Suisse Hétérosexuels, mais pas homophobes

Opinion signée par Manon Schick, directrice de la Section suisse d’Amnesty International, et parue le 6 mars 2012 dans le quotidien 24 Heures.
Vous êtes-vous déjà demandé quelle aurait été votre vie si vous étiez homosexuel? Comment vous l’auriez annoncé à votre famille, à vos collègues? Et quel aurait été le regard de la société? Des jeunes Lausannois m’ont posé ces questions en me demandant de participer à leur exposition «Jeunes vs homophobie» [i] . Et je me suis dit qu’être gay ou lesbienne aujourd’hui n’est pas si simple.

manon.jpg «Chaque personne devrait avoir le droit de vivre son orientation sexuelle sans être victime de discriminations ou d’agressions», affirme Manon Schick, directrice de la Section suisse d’Amnesty International. © AI

L’homophobie est encore très répandue. Les personnes homosexuelles subissent régulièrement des attaques verbales, voire des discriminations. Des études ont montré que le risque de suicide chez les jeunes homosexuels est nettement plus élevé, en raison du harcèlement dont ils sont victimes. C’est pourquoi ces initiatives de sensibilisation contre l’homophobie sont importantes, notamment dans les écoles.

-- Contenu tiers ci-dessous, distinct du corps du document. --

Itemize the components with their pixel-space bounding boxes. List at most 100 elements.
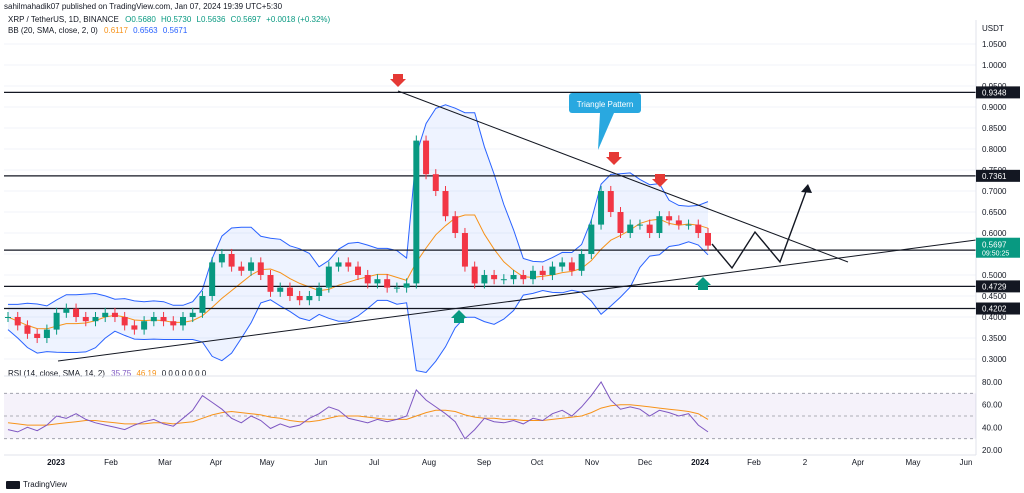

En Suisse, la situation des homosexuels peut paraître relativement «confortable», quand on la compare avec le reste du monde. En Tunisie, le ministre des droits de l’homme vient de déclarer que l’homosexualité est une perversion qui nécessitait un traitement médical. En Ouganda, un projet de loi proposant d’introduire la peine de mort pour les personnes homosexuelles a été déposé devant le Parlement. En Russie, à Saint-Pétersbourg, l’assemblée municipale a voté la semaine passée une réglementation interdisant aux jeunes gays et lesbiennes de se réunir ou de communiquer sur l’homosexualité. En Iran, les gays risquent, s’ils sont découverts, d’être exécutés par l'Etat, qui les présente comme une menace pour la société.

Des pratiques «barbares», qui n’ont rien à voir avec nous? Malheureusement non. L’Europe n’est pas à l’abri d’un retour en arrière: la Lituanie a notamment interdit toute «information qui dénigre les valeurs familiales basées sur l’union d’un homme et d’une femme» dans les écoles et dans les lieux accessibles aux jeunes. En clair: impossible pour un jeune homosexuel de pouvoir s’adresser à un médiateur scolaire pour lui poser des questions. On fait comme si l’homosexualité n’existait tout simplement pas!

Et chez nous? En Suisse, les propos discriminatoires ou les appels à la haine contre les personnes homosexuelles ne peuvent pas être poursuivis, faute de loi contre la discrimination. L’orientation sexuelle et l’identité de genre ne sont pas même mentionnées de manière explicite dans notre Constitution en tant que motifs de discrimination.

Chaque personne devrait avoir le droit de vivre son orientation sexuelle sans être victime de discriminations ou d’agressions. La lutte contre l’homophobie passe par nous, les hétérosexuels: nous ne devons pas rester silencieux devant les insultes. Car l’amour est aussi un droit humain.


[i] Exposition «Jeunes vs homophobie», du 7 au 17 mars 2012 au Forum de l’Hôtel de Ville à Lausanne.